In this darkly comic drama, a mother personally challenges the local authorities to solve her daughter’s murder, when they fail to catch the culprit.

Martin McDonagh has constantly impressed me with his potent mix of tragic plotting, dark comedy, and human emotions. Each of his three films (and his stage plays if I read correctly), incorporate each of those elements to varying degrees. “In Bruges” was like 40% dark comedy, 40% tragic plotting, and 20% human emotions. “Seven Psychopaths” runs more like 40% dark comedy, 40% human emotions, and 20% tragic plotting. “Three Billboards” leans in the other direction: 40% human emotions, 40% tragic plotting, and 20% dark comedy. His mundane approach to violence, dragging the ugly along with the beauty, has always whet my appetite for something distinct in cinema. This time we see him narrow in on the human experience and reward us as an audience.

McDonagh’s scripts offer cohesive logic fused with human emotion so that fantastic actors like Frances McDormand, Woody Harrelson, Sam Rockwell, and even Peter Dinklage get to show off. Man oh man what a cast too. Nobody fails. Some stars shine brighter than others but each actor leaves a distinct mark on this story impressing you with not just some caricature filling in your clichéd backwater town but real human emotion. A mother whose raw anger forms itself in the titular billboards is just as vile as she is hurt. A sheriff loved by all, faces criticism in his final month of living, measuring his successes and failures. Finally, an insecure manchild searching for approval lashing out with his authority as a local police officer pushed to grow.
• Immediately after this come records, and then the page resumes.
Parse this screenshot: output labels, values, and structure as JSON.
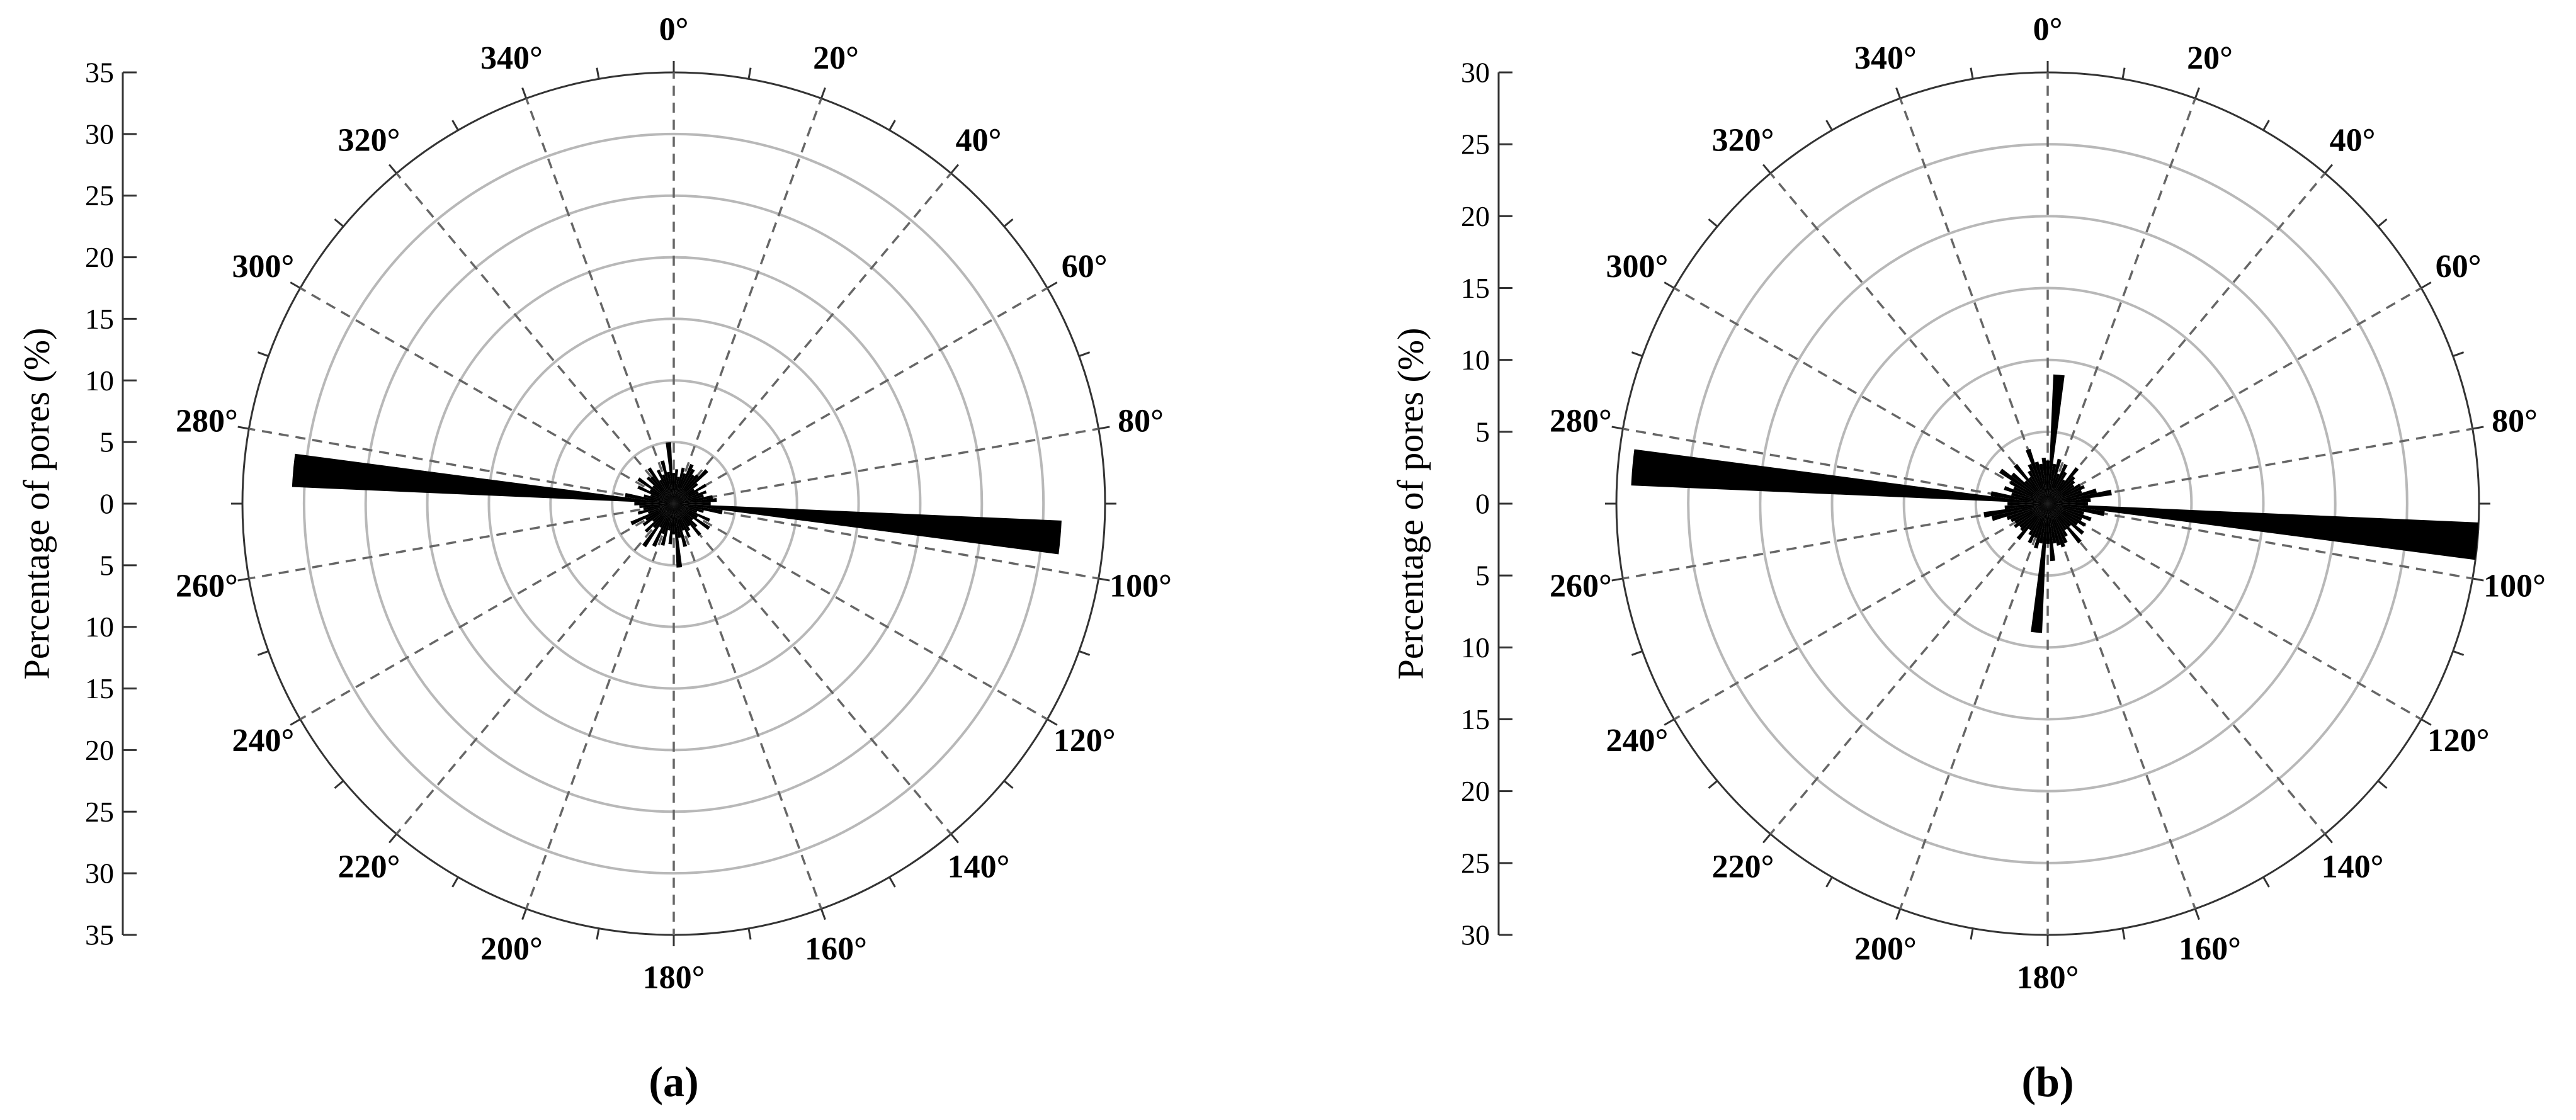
{
  "chart_data": [
    {
      "type": "rose",
      "panel_label": "(a)",
      "ylabel": "Percentage of pores (%)",
      "radial_max": 35,
      "radial_ticks": [
        35,
        30,
        25,
        20,
        15,
        10,
        5,
        0,
        5,
        10,
        15,
        20,
        25,
        30,
        35
      ],
      "ring_values": [
        5,
        10,
        15,
        20,
        25,
        30,
        35
      ],
      "angle_labels": [
        "0°",
        "20°",
        "40°",
        "60°",
        "80°",
        "100°",
        "120°",
        "140°",
        "160°",
        "180°",
        "200°",
        "220°",
        "240°",
        "260°",
        "280°",
        "300°",
        "320°",
        "340°"
      ],
      "bin_width_deg": 5,
      "bins": [
        {
          "angle": 0,
          "value": 2.5
        },
        {
          "angle": 5,
          "value": 2.8
        },
        {
          "angle": 10,
          "value": 2.2
        },
        {
          "angle": 15,
          "value": 3.0
        },
        {
          "angle": 20,
          "value": 2.6
        },
        {
          "angle": 25,
          "value": 3.5
        },
        {
          "angle": 30,
          "value": 3.2
        },
        {
          "angle": 35,
          "value": 2.8
        },
        {
          "angle": 40,
          "value": 3.0
        },
        {
          "angle": 45,
          "value": 3.8
        },
        {
          "angle": 50,
          "value": 2.5
        },
        {
          "angle": 55,
          "value": 2.0
        },
        {
          "angle": 60,
          "value": 3.0
        },
        {
          "angle": 65,
          "value": 2.2
        },
        {
          "angle": 70,
          "value": 2.8
        },
        {
          "angle": 75,
          "value": 2.5
        },
        {
          "angle": 80,
          "value": 3.2
        },
        {
          "angle": 85,
          "value": 3.5
        },
        {
          "angle": 90,
          "value": 3.0
        },
        {
          "angle": 95,
          "value": 31.5
        },
        {
          "angle": 100,
          "value": 4.0
        },
        {
          "angle": 105,
          "value": 2.5
        },
        {
          "angle": 110,
          "value": 2.0
        },
        {
          "angle": 115,
          "value": 3.2
        },
        {
          "angle": 120,
          "value": 2.2
        },
        {
          "angle": 125,
          "value": 3.5
        },
        {
          "angle": 130,
          "value": 2.0
        },
        {
          "angle": 135,
          "value": 2.6
        },
        {
          "angle": 140,
          "value": 3.3
        },
        {
          "angle": 145,
          "value": 2.2
        },
        {
          "angle": 150,
          "value": 2.5
        },
        {
          "angle": 155,
          "value": 3.0
        },
        {
          "angle": 160,
          "value": 2.3
        },
        {
          "angle": 165,
          "value": 3.6
        },
        {
          "angle": 170,
          "value": 2.8
        },
        {
          "angle": 175,
          "value": 5.2
        },
        {
          "angle": 180,
          "value": 2.5
        },
        {
          "angle": 185,
          "value": 3.3
        },
        {
          "angle": 190,
          "value": 2.2
        },
        {
          "angle": 195,
          "value": 3.5
        },
        {
          "angle": 200,
          "value": 2.6
        },
        {
          "angle": 205,
          "value": 3.8
        },
        {
          "angle": 210,
          "value": 2.2
        },
        {
          "angle": 215,
          "value": 4.2
        },
        {
          "angle": 220,
          "value": 2.5
        },
        {
          "angle": 225,
          "value": 3.2
        },
        {
          "angle": 230,
          "value": 2.2
        },
        {
          "angle": 235,
          "value": 3.0
        },
        {
          "angle": 240,
          "value": 2.6
        },
        {
          "angle": 245,
          "value": 3.8
        },
        {
          "angle": 250,
          "value": 2.2
        },
        {
          "angle": 255,
          "value": 3.0
        },
        {
          "angle": 260,
          "value": 2.5
        },
        {
          "angle": 265,
          "value": 2.8
        },
        {
          "angle": 270,
          "value": 3.2
        },
        {
          "angle": 275,
          "value": 31.0
        },
        {
          "angle": 280,
          "value": 4.0
        },
        {
          "angle": 285,
          "value": 2.5
        },
        {
          "angle": 290,
          "value": 2.0
        },
        {
          "angle": 295,
          "value": 3.2
        },
        {
          "angle": 300,
          "value": 2.2
        },
        {
          "angle": 305,
          "value": 3.5
        },
        {
          "angle": 310,
          "value": 2.2
        },
        {
          "angle": 315,
          "value": 3.0
        },
        {
          "angle": 320,
          "value": 2.8
        },
        {
          "angle": 325,
          "value": 3.5
        },
        {
          "angle": 330,
          "value": 2.2
        },
        {
          "angle": 335,
          "value": 3.0
        },
        {
          "angle": 340,
          "value": 2.5
        },
        {
          "angle": 345,
          "value": 3.6
        },
        {
          "angle": 350,
          "value": 2.6
        },
        {
          "angle": 355,
          "value": 5.0
        }
      ]
    },
    {
      "type": "rose",
      "panel_label": "(b)",
      "ylabel": "Percentage of pores (%)",
      "radial_max": 30,
      "radial_ticks": [
        30,
        25,
        20,
        15,
        10,
        5,
        0,
        5,
        10,
        15,
        20,
        25,
        30
      ],
      "ring_values": [
        5,
        10,
        15,
        20,
        25,
        30
      ],
      "angle_labels": [
        "0°",
        "20°",
        "40°",
        "60°",
        "80°",
        "100°",
        "120°",
        "140°",
        "160°",
        "180°",
        "200°",
        "220°",
        "240°",
        "260°",
        "280°",
        "300°",
        "320°",
        "340°"
      ],
      "bin_width_deg": 5,
      "bins": [
        {
          "angle": 0,
          "value": 3.0
        },
        {
          "angle": 5,
          "value": 9.0
        },
        {
          "angle": 10,
          "value": 2.8
        },
        {
          "angle": 15,
          "value": 3.2
        },
        {
          "angle": 20,
          "value": 2.2
        },
        {
          "angle": 25,
          "value": 3.0
        },
        {
          "angle": 30,
          "value": 2.5
        },
        {
          "angle": 35,
          "value": 2.0
        },
        {
          "angle": 40,
          "value": 3.2
        },
        {
          "angle": 45,
          "value": 2.6
        },
        {
          "angle": 50,
          "value": 2.4
        },
        {
          "angle": 55,
          "value": 2.2
        },
        {
          "angle": 60,
          "value": 2.6
        },
        {
          "angle": 65,
          "value": 2.8
        },
        {
          "angle": 70,
          "value": 2.5
        },
        {
          "angle": 75,
          "value": 3.5
        },
        {
          "angle": 80,
          "value": 4.5
        },
        {
          "angle": 85,
          "value": 3.0
        },
        {
          "angle": 90,
          "value": 2.8
        },
        {
          "angle": 95,
          "value": 30.0
        },
        {
          "angle": 100,
          "value": 4.0
        },
        {
          "angle": 105,
          "value": 2.6
        },
        {
          "angle": 110,
          "value": 3.2
        },
        {
          "angle": 115,
          "value": 2.6
        },
        {
          "angle": 120,
          "value": 3.0
        },
        {
          "angle": 125,
          "value": 2.5
        },
        {
          "angle": 130,
          "value": 3.2
        },
        {
          "angle": 135,
          "value": 2.2
        },
        {
          "angle": 140,
          "value": 3.5
        },
        {
          "angle": 145,
          "value": 2.2
        },
        {
          "angle": 150,
          "value": 2.6
        },
        {
          "angle": 155,
          "value": 3.0
        },
        {
          "angle": 160,
          "value": 3.2
        },
        {
          "angle": 165,
          "value": 3.0
        },
        {
          "angle": 170,
          "value": 2.8
        },
        {
          "angle": 175,
          "value": 4.0
        },
        {
          "angle": 180,
          "value": 2.8
        },
        {
          "angle": 185,
          "value": 9.0
        },
        {
          "angle": 190,
          "value": 2.8
        },
        {
          "angle": 195,
          "value": 3.2
        },
        {
          "angle": 200,
          "value": 2.5
        },
        {
          "angle": 205,
          "value": 3.0
        },
        {
          "angle": 210,
          "value": 2.5
        },
        {
          "angle": 215,
          "value": 2.2
        },
        {
          "angle": 220,
          "value": 3.2
        },
        {
          "angle": 225,
          "value": 2.6
        },
        {
          "angle": 230,
          "value": 2.5
        },
        {
          "angle": 235,
          "value": 2.8
        },
        {
          "angle": 240,
          "value": 2.6
        },
        {
          "angle": 245,
          "value": 2.8
        },
        {
          "angle": 250,
          "value": 3.0
        },
        {
          "angle": 255,
          "value": 4.0
        },
        {
          "angle": 260,
          "value": 4.5
        },
        {
          "angle": 265,
          "value": 3.0
        },
        {
          "angle": 270,
          "value": 2.8
        },
        {
          "angle": 275,
          "value": 29.0
        },
        {
          "angle": 280,
          "value": 4.0
        },
        {
          "angle": 285,
          "value": 2.6
        },
        {
          "angle": 290,
          "value": 3.2
        },
        {
          "angle": 295,
          "value": 2.6
        },
        {
          "angle": 300,
          "value": 3.0
        },
        {
          "angle": 305,
          "value": 4.0
        },
        {
          "angle": 310,
          "value": 3.2
        },
        {
          "angle": 315,
          "value": 2.2
        },
        {
          "angle": 320,
          "value": 3.5
        },
        {
          "angle": 325,
          "value": 2.2
        },
        {
          "angle": 330,
          "value": 2.6
        },
        {
          "angle": 335,
          "value": 3.0
        },
        {
          "angle": 340,
          "value": 4.0
        },
        {
          "angle": 345,
          "value": 3.0
        },
        {
          "angle": 350,
          "value": 2.8
        },
        {
          "angle": 355,
          "value": 3.2
        }
      ]
    }
  ]
}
This movie shows us characters we relate to in equal measures at different times and takes some of them to their utmost limits. The beauty in McDonagh’s film is that, even as we watch everyone descend into violent and chaotic actions, they grow and learn until we’re left with two unlikely characters getting in the car together to kill someone they don’t even know.

It’s this same plotting that drags “Three Billboards” by the end. Roughly twenty minutes too long and the entire film starts to drag. A LOT happens during the runtime of the film. Don’t get me wrong! I love the tension ratcheted through each scene as characters collide off each other either destroying or affirming one another. It’s a mélange of human emotions and we’re treated to each and every one multiple times. McDonagh probably loaded up a little too much at the buffet.

Ignoring the densely packed story it’s wonderfully shot. They make North Carolina look like any middle-of-nowhere town between the West and East coast. As much as McDonagh highlighted the beauty of Bruges in his previous film, he highlights the beauty of a small town nestled among rolling hills, even indulging in shots of Frances McDormand talking to a deer. Just as much as they display the beauty of the surroundings neither do they shy away from the ugliness of violence. In a particularly gruesome shot, Sam Rockwell pistol whips a guy, punches him, throws him out a window, and then clocks the secretary for screaming at him. It’s not pretty and the audience audibly ‘oohed’ when it happened.

If you’ve seen either of McDonagh’s works before then you know what to expect. If anything, I’d say this new film is more sympathetic towards all of its characters, asking us to see the goodness of each character as much as we see their darkness. McDonagh takes us from one extreme to another; from beautiful landscapes to violent fist fights; from high brow operatic vocals to hill country folk; from good to bad all over the course of the movie. It’s going to be a ridiculously hard movie to sell (dark comedies don’t always find their audience) but I can’t help but recommend it to everyone.

Considering how far Frances McDormand goes to receive one iota of justice in this world, we could learn a thing or two. Even better, McDonagh leaves us to make our own conclusions about the characters in his film but I like to think if a racist cop and a hurting mother can find common grounds for forgiveness, then there’s room in all of us for forgiveness. That’s just the optimist in me speaking. Please go see this movie in theaters.